As I watch these performers I realize that we (as audience members) can no longer separate our understanding of a performer's identity from that performer while we witness them move through the shape of a performance. I am privileged to know, to varying degrees of intimacy, the performers that Corian worked with on this show, a privilege I recognize not everyone came to the theater with. However, through the language in and around the piece and the dancers’ performance itself, it is the identities, the personalities, the histories of these humans that became meaningful material for me alongside the formal choices they are making together. No longer can a performance be read merely by its compositional qualities, yes, these are of interest, but only in relationship to the people taking up the chosen forms. We are not just bodies, we are somehow much more than that. Corian and the cast of Charmed Ones bring their whole selves, their great technical prowess as well as their lived human experience to the stage to create a mesmerizingly powerful performance.

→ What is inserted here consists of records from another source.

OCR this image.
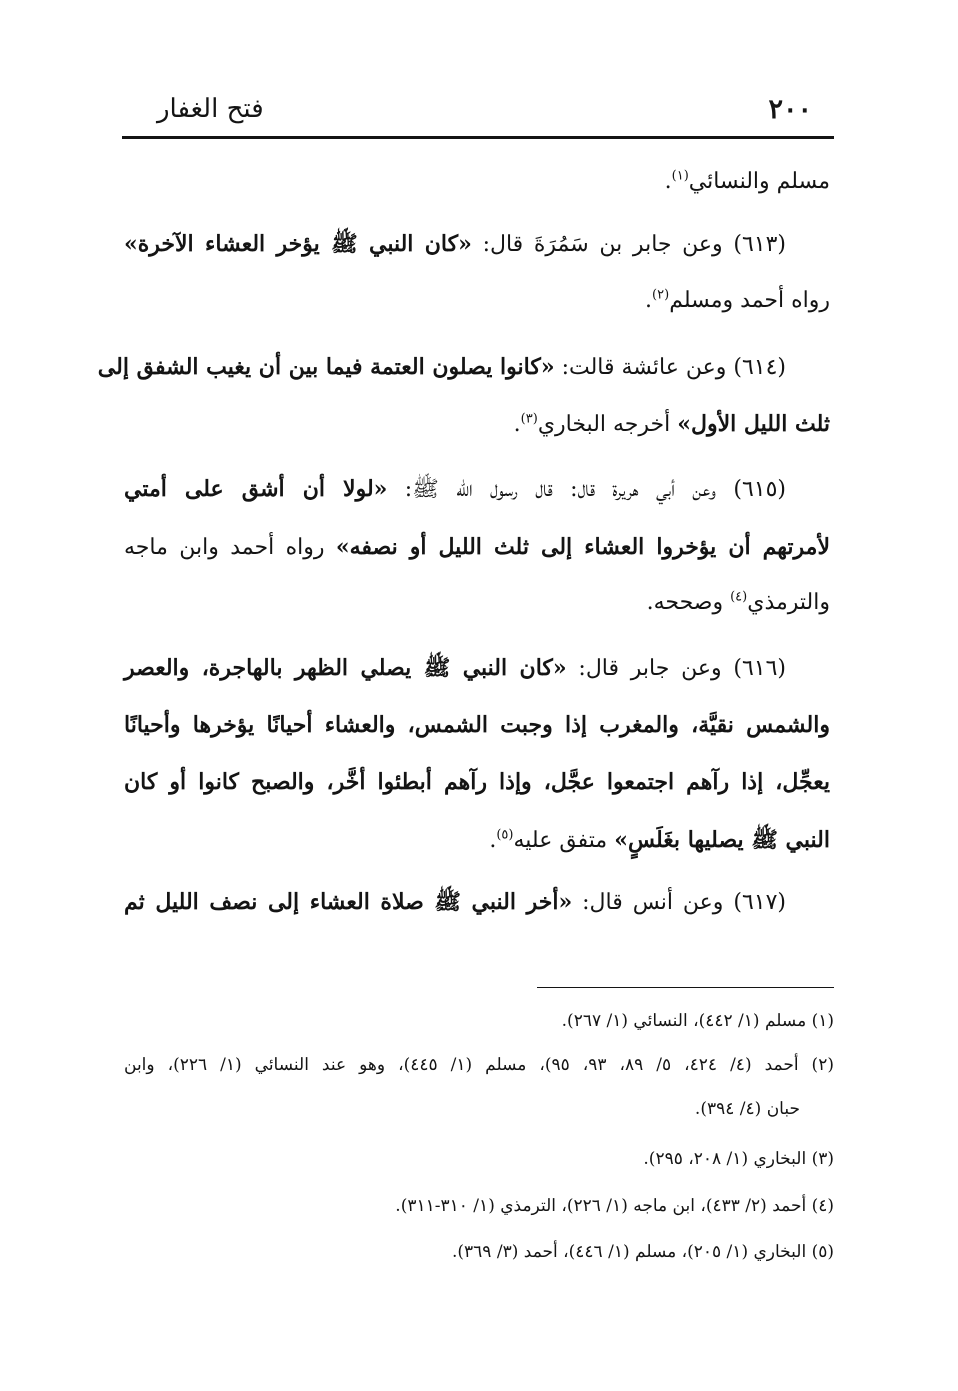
٢٠٠
فتح الغفار
مسلم والنسائي$^{(١)}$.
(٦١٣) وعن جابر بن سَمُرَةَ قال: «كان النبي ﷺ يؤخر العشاء الآخرة»
رواه أحمد ومسلم$^{(٢)}$.
(٦١٤) وعن عائشة قالت: «كانوا يصلون العتمة فيما بين أن يغيب الشفق إلى
ثلث الليل الأول» أخرجه البخاري$^{(٣)}$.
(٦١٥) وعن أبي هريرة قال: قال رسول الله ﷺ: «لولا أن أشق على أمتي
لأمرتهم أن يؤخروا العشاء إلى ثلث الليل أو نصفه» رواه أحمد وابن ماجه
والترمذي$^{(٤)}$ وصححه.
(٦١٦) وعن جابر قال: «كان النبي ﷺ يصلي الظهر بالهاجرة، والعصر
والشمس نقيَّة، والمغرب إذا وجبت الشمس، والعشاء أحيانًا يؤخرها وأحيانًا
يعجِّل، إذا رآهم اجتمعوا عجَّل، وإذا رآهم أبطئوا أخَّر، والصبح كانوا أو كان
النبي ﷺ يصليها بغَلَسٍ» متفق عليه$^{(٥)}$.
(٦١٧) وعن أنس قال: «أخر النبي ﷺ صلاة العشاء إلى نصف الليل ثم
(١) مسلم (١/ ٤٤٢)، النسائي (١/ ٢٦٧).
(٢) أحمد (٤/ ٤٢٤، ٥/ ٨٩، ٩٣، ٩٥)، مسلم (١/ ٤٤٥)، وهو عند النسائي (١/ ٢٢٦)، وابن
حبان (٤/ ٣٩٤).
(٣) البخاري (١/ ٢٠٨، ٢٩٥).
(٤) أحمد (٢/ ٤٣٣)، ابن ماجه (١/ ٢٢٦)، الترمذي (١/ ٣١٠-٣١١).
(٥) البخاري (١/ ٢٠٥)، مسلم (١/ ٤٤٦)، أحمد (٣/ ٣٦٩).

Once the show ends it is more beautiful social interaction with the vibrant audience and performers of the work. We smile and laugh in the springtime sunshine with our red carnations and rainbow friendship bracelets as we awkwardly and eagerly reemerge into the space of collectivity we have been so deeply missing. This performance acted as an important turning point for me in the pandemic. Thank goodness for Corian as magnet for this familial gathering, bringing folks together to celebrate the necessity of queer fantasy to life in all of its messy and wonderful forms.